YPR160W appears quite clearly differentially expressed in the array data, but is not found to be differentially expressed by liA. The liA result is significant (q<1e-4), but is above our threshold of q<1e-5.

I feel these results show that our chosen threshold of q<1e-5 is perhaps too stringent.

iii. Based on all of the above, can you make any conjectures about the sensitivity (aka power) or specificity of the two RNASeq analysis methods? If you are basing your conjecture on (non)overlap with the predictions from the array dataset, what assumptions are you making about the DE genes from the array dataset?

Based on the Venn diagram of differentially expressed genes, edR appears to be the most sensitive (powerful) method. It identifies many genes (789) as differentially expressed that are not found by either of the other two methods, whereas liV identifies only one single gene as differentially expressed that is not found by edR. liA is appears to be the least sensitive method, which may have more to do with the platform than the analysis.

iv. Which platform – array or RNASeq – do you think is more sensitive? In part ii) how do the expression values from the array data compare to the counts from the RNASeq data? Both platforms can find highly expressed genes, but which can measure the abundance of RNA more accurately i.e. which has the better dynamic range?

RNA-seq appears to be the more sensitive platform.

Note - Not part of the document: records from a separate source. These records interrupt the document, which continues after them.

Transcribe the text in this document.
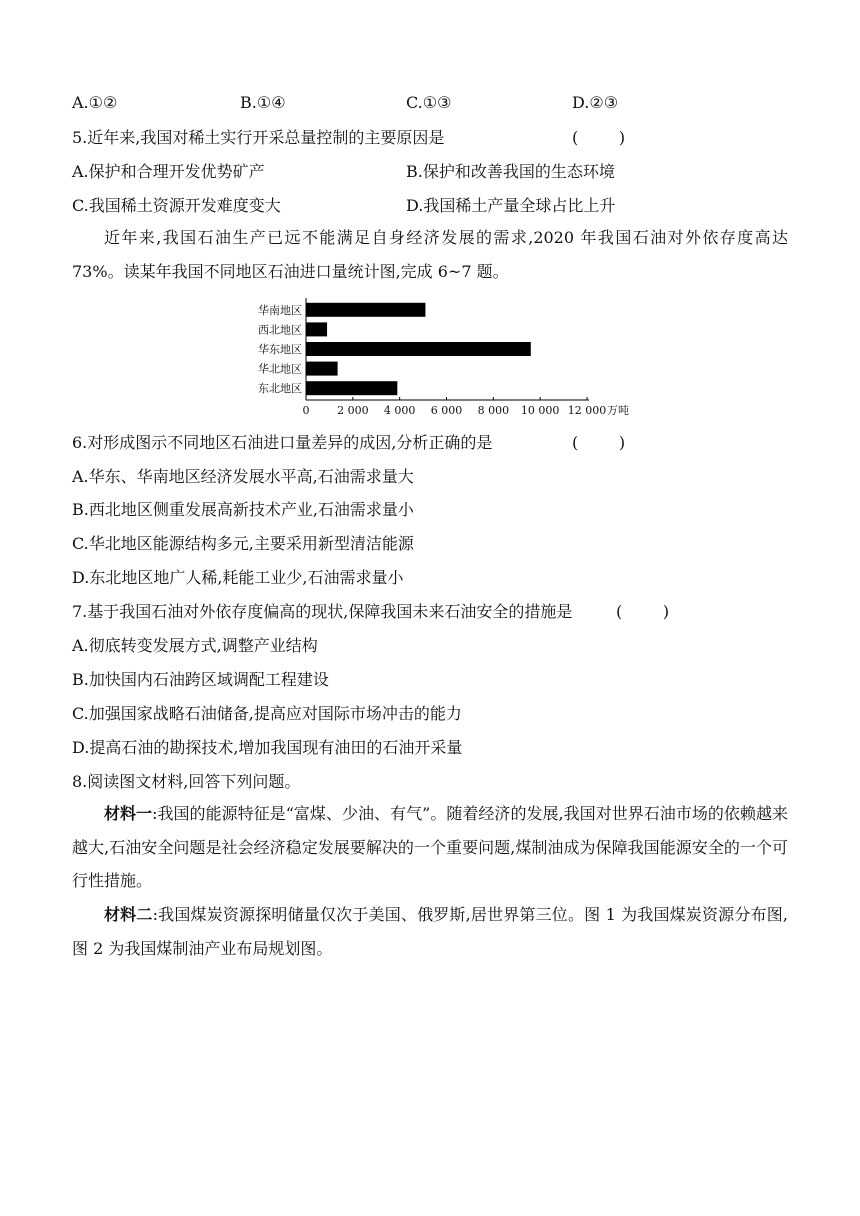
A.①②	B.①④	C.①③	D.②③
5.近年来,我国对稀土实行开采总量控制的主要原因是	(        )
A.保护和合理开发优势矿产	B.保护和改善我国的生态环境
C.我国稀土资源开发难度变大	D.我国稀土产量全球占比上升
近年来,我国石油生产已远不能满足自身经济发展的需求,2020 年我国石油对外依存度高达 73%。读某年我国不同地区石油进口量统计图,完成 6~7 题。
华南地区
西北地区
华东地区
华北地区
东北地区
0	2 000 4 000 6 000 8 000 10 000 12 000 万吨
6.对形成图示不同地区石油进口量差异的成因,分析正确的是	(        )
A.华东、华南地区经济发展水平高,石油需求量大
B.西北地区侧重发展高新技术产业,石油需求量小
C.华北地区能源结构多元,主要采用新型清洁能源
D.东北地区地广人稀,耗能工业少,石油需求量小
7.基于我国石油对外依存度偏高的现状,保障我国未来石油安全的措施是	(        )
A.彻底转变发展方式,调整产业结构
B.加快国内石油跨区域调配工程建设
C.加强国家战略石油储备,提高应对国际市场冲击的能力
D.提高石油的勘探技术,增加我国现有油田的石油开采量
8.阅读图文材料,回答下列问题。
材料一:我国的能源特征是“富煤、少油、有气”。随着经济的发展,我国对世界石油市场的依赖越来越大,石油安全问题是社会经济稳定发展要解决的一个重要问题,煤制油成为保障我国能源安全的一个可行性措施。
材料二:我国煤炭资源探明储量仅次于美国、俄罗斯,居世界第三位。图 1 为我国煤炭资源分布图,图 2 为我国煤制油产业布局规划图。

With only a couple notable exceptions, the expression values from the array data of part ii appear at a glance quite similar to the counts from the RNA-seq data. Array data appears to measure expression somewhat less accurately and with more technical variability, which results in a larger variance of the measurements, smaller test statistics, larger p-values and, ultimately, fewer genes identified as being statistically significant in their differential expression.

The array data has limited dynamic range. At low expression the signal is lost in the background noise. At high expression the photosensor saturates and the measurement attains an artificial maximum, much like staring directly at a bright light source saturates our eyes.

RNA-seq suffers less from these two issues. The background noise floor, which is largely represented by mismapped reads, is lower than array data. Perhaps more importantly, the digital count data of RNA-seq reads is not prone to saturation. The reads from highly expressed genes can by accurately counted. These highly-expressed genes do however suck up reads from the sequencing run at the expense of the genes with lower expression.